Николай молча снимал мешок с плеч Муси. Она отрицательно покачала головой и отвела его руку.
«Милый, хороший! — подумала она. — Сам несет за троих и еще помогать хочет!» Говорить не было сил, но она не выпустила его горячую ладонь, и прикосновение рук было красноречивее слов.
Где-то высоко в небе гудел самолет. Из-за дыма и пыли его нельзя было рассмотреть, но по «голосу» партизаны угадали, что над ними, где-то очень высоко, висит тот самый вражеский двухфюзеляжный разведчик, который на фронте называли «старшиной воздуха», «рамой», а в партизанских краях — «очками» или «фрицем с оглоблями». Иногда он словно застывал в воздухе и ныл над головой, как комар. Обычно этих самолетов побаивались. Они имели скверное обыкновение во время разведок развлекаться метанием мелких бомб на скопления людей. Но здесь на него никто не обращал внимания.

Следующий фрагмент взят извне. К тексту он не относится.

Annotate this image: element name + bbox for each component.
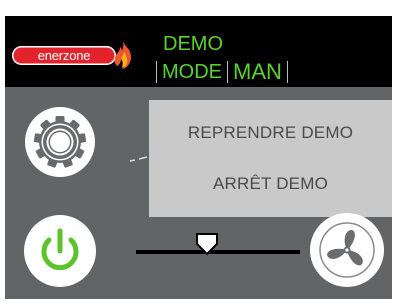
control-screen: enerzone DEMO MODE MAN REPRENDRE DEMO AR… [5, 16, 392, 299]
fan-icon [319, 222, 375, 278]
device-frame: enerzone DEMO MODE MAN REPRENDRE DEMO AR… [0, 0, 396, 305]
status-mode-row: MODE MAN [151, 60, 293, 84]
flame-icon [114, 41, 131, 69]
demo-popup-menu: REPRENDRE DEMO ARRÊT DEMO [149, 100, 392, 217]
logo-text: enerzone [37, 48, 91, 63]
separator [227, 61, 228, 83]
enerzone-logo: enerzone [12, 40, 134, 70]
power-button[interactable] [24, 215, 96, 287]
status-title: DEMO [163, 33, 223, 55]
header-bar: enerzone DEMO MODE MAN [5, 16, 392, 87]
settings-button[interactable] [25, 107, 95, 177]
stop-demo-option[interactable]: ARRÊT DEMO [149, 162, 392, 206]
pointer-mark [129, 156, 148, 162]
separator [156, 61, 157, 83]
status-mode: MODE [162, 61, 222, 83]
separator [286, 61, 288, 83]
fan-button[interactable] [310, 213, 384, 287]
gear-icon [33, 116, 87, 168]
slider-thumb-icon[interactable] [195, 232, 219, 256]
resume-demo-option[interactable]: REPRENDRE DEMO [149, 111, 392, 155]
power-icon [41, 228, 79, 271]
status-manual: MAN [233, 59, 282, 84]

Люди шли, шатаясь под непосильным грузом, спотыкаясь, падая. Шли, шли, шли, с удовольствием, как маленькую победу, отмечая каждый новый сделанный шаг.

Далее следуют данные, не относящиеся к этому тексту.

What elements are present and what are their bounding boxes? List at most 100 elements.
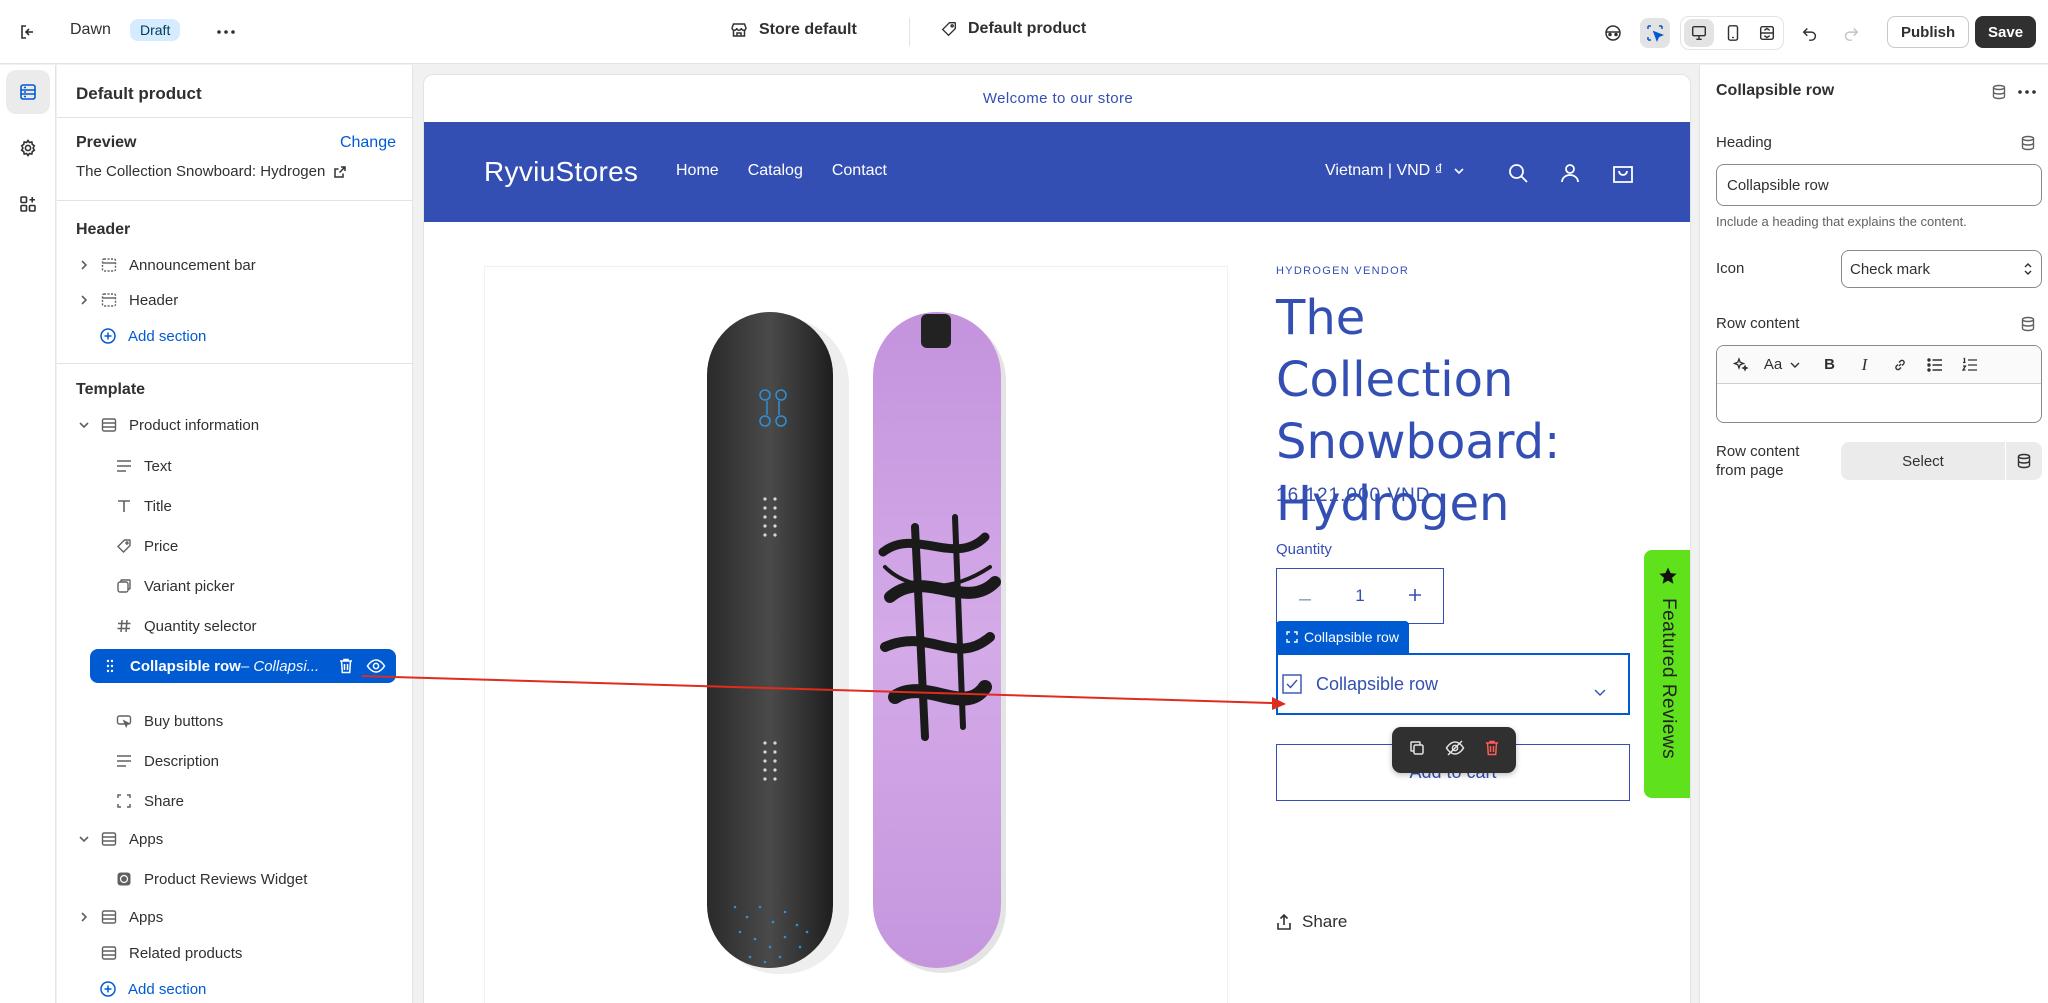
locale-selector[interactable]: Vietnam | VND ₫: [1325, 162, 1465, 180]
account-icon[interactable]: [1555, 158, 1585, 188]
chevron-right-icon[interactable]: [77, 259, 91, 271]
divider: [57, 363, 413, 364]
block-price[interactable]: Price: [114, 533, 178, 559]
selected-block-name: Collapsible row: [130, 657, 241, 675]
block-text[interactable]: Text: [114, 453, 172, 479]
numbered-list-icon[interactable]: [1952, 350, 1987, 380]
hide-eye-icon[interactable]: [1445, 740, 1465, 760]
select-page-button[interactable]: Select: [1841, 442, 2005, 480]
eye-visibility-icon[interactable]: [366, 658, 386, 678]
section-header[interactable]: Header: [77, 287, 178, 313]
redo-icon[interactable]: [1836, 18, 1866, 48]
settings-gear-icon[interactable]: [6, 126, 50, 170]
row-content-from-page-line-1: Row content: [1716, 443, 1800, 460]
chevron-down-icon: [1594, 681, 1606, 702]
store-preview: Welcome to our store RyviuStores Home Ca…: [423, 74, 1691, 1003]
delete-block-icon[interactable]: [338, 657, 354, 679]
nav-catalog[interactable]: Catalog: [748, 162, 803, 180]
text-style-dropdown[interactable]: Aa: [1758, 350, 1806, 380]
page-dynamic-source-button[interactable]: [2006, 442, 2042, 480]
settings-panel: Collapsible row Heading Collapsible row …: [1699, 65, 2048, 1003]
selected-block-tag: Collapsible row: [1276, 621, 1409, 653]
dynamic-source-icon[interactable]: [1990, 83, 2008, 101]
inspector-icon[interactable]: [1640, 18, 1670, 48]
block-label: Share: [144, 792, 185, 810]
product-media[interactable]: [484, 266, 1228, 1003]
nav-contact[interactable]: Contact: [832, 162, 887, 180]
star-icon: [1659, 567, 1677, 584]
link-icon[interactable]: [1882, 350, 1917, 380]
connect-dynamic-source-icon[interactable]: [2019, 315, 2037, 333]
store-selector[interactable]: Store default: [729, 20, 857, 40]
fullscreen-view-icon[interactable]: [1752, 19, 1782, 47]
preview-label: Preview: [76, 134, 137, 151]
publish-button[interactable]: Publish: [1887, 16, 1970, 48]
section-product-information[interactable]: Product information: [77, 412, 259, 438]
icon-select[interactable]: Check mark: [1841, 250, 2042, 288]
minus-icon[interactable]: [1299, 586, 1311, 606]
chevron-down-icon[interactable]: [77, 835, 91, 843]
icon-label: Icon: [1716, 260, 1745, 277]
search-icon[interactable]: [1503, 158, 1533, 188]
italic-icon[interactable]: I: [1847, 350, 1882, 380]
quantity-value[interactable]: 1: [1355, 586, 1364, 606]
template-selector[interactable]: Default product: [940, 20, 1086, 38]
block-collapsible-row-selected[interactable]: Collapsible row – Collapsi...: [90, 649, 396, 683]
announcement-bar[interactable]: Welcome to our store: [424, 75, 1690, 121]
share-button[interactable]: Share: [1276, 912, 1347, 932]
block-product-reviews-widget[interactable]: Product Reviews Widget: [114, 866, 307, 892]
nav-home[interactable]: Home: [676, 162, 719, 180]
block-title[interactable]: Title: [114, 493, 172, 519]
collapsible-row[interactable]: Collapsible row: [1276, 653, 1630, 715]
rte-content-area[interactable]: [1717, 384, 2041, 422]
block-variant-picker[interactable]: Variant picker: [114, 573, 235, 599]
section-icon: [99, 943, 119, 963]
store-logo[interactable]: RyviuStores: [484, 156, 638, 188]
add-section-header[interactable]: Add section: [98, 323, 206, 349]
sections-icon[interactable]: [6, 70, 50, 114]
duplicate-icon[interactable]: [1408, 739, 1426, 761]
more-actions-button[interactable]: [212, 18, 240, 46]
chevron-right-icon[interactable]: [77, 294, 91, 306]
add-section-template[interactable]: Add section: [98, 976, 206, 1002]
drag-handle-icon[interactable]: [90, 659, 130, 673]
cart-icon[interactable]: [1608, 158, 1638, 188]
block-quantity-selector[interactable]: Quantity selector: [114, 613, 257, 639]
plus-circle-icon: [98, 979, 118, 999]
featured-reviews-tab[interactable]: Featured Reviews: [1644, 550, 1690, 798]
more-options-icon[interactable]: [2018, 83, 2036, 101]
delete-icon[interactable]: [1484, 739, 1500, 761]
section-announcement-bar[interactable]: Announcement bar: [77, 252, 256, 278]
exit-icon[interactable]: [14, 18, 42, 46]
apps-icon[interactable]: [6, 182, 50, 226]
bullet-list-icon[interactable]: [1917, 350, 1952, 380]
chevron-right-icon[interactable]: [77, 911, 91, 923]
mobile-view-icon[interactable]: [1718, 19, 1748, 47]
bold-icon[interactable]: B: [1812, 350, 1847, 380]
block-buy-buttons[interactable]: Buy buttons: [114, 708, 223, 734]
locale-label: Vietnam | VND ₫: [1325, 162, 1443, 179]
desktop-view-icon[interactable]: [1684, 19, 1714, 47]
block-floating-toolbar: [1392, 727, 1516, 773]
row-content-from-page-label: Row content from page: [1716, 442, 1799, 480]
connect-dynamic-source-icon[interactable]: [2019, 134, 2037, 152]
chevron-down-icon[interactable]: [77, 421, 91, 429]
save-button[interactable]: Save: [1975, 16, 2037, 48]
ai-sparkle-icon[interactable]: [1723, 350, 1758, 380]
heading-input[interactable]: Collapsible row: [1716, 164, 2042, 206]
ai-assistant-icon[interactable]: [1598, 18, 1628, 48]
plus-icon[interactable]: [1409, 586, 1421, 606]
block-description[interactable]: Description: [114, 748, 219, 774]
change-preview-link[interactable]: Change: [340, 134, 396, 152]
section-apps-2[interactable]: Apps: [77, 904, 163, 930]
section-related-products[interactable]: Related products: [99, 940, 242, 966]
section-label: Apps: [129, 908, 164, 926]
external-link-icon[interactable]: [333, 165, 347, 179]
share-label: Share: [1302, 912, 1348, 931]
frame-icon: [1286, 631, 1298, 643]
chevron-down-icon: [1454, 168, 1464, 175]
text-lines-icon: [114, 751, 134, 771]
undo-icon[interactable]: [1795, 18, 1825, 48]
block-share[interactable]: Share: [114, 788, 184, 814]
section-apps-1[interactable]: Apps: [77, 826, 163, 852]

Идя рядом с Мусей и украдкой поддерживая снизу ее мешок, Николай раздумывал над тем, что происходило, «Фриц с оглоблями» висит над их головой. В самый разгар наступления на фронте, о котором столько трещало в последние дни берлинское радио, противник принужден бросать против них, горсти советских людей, действующих в глубоком тылу, войска, артиллерию. Значит, задача партизан выполнена, и, даже отступая, они отрывают от фронта, отвлекая на себя, хоть немножко, хоть самую малость вражеских сил. Пусть база взорвана, а партизанам приходится в этой духоте тащиться без дороги вглубь пересохших болот, навстречу новым, неизвестным бедам и испытаниям, — ничего, ничего! Они продолжают воевать!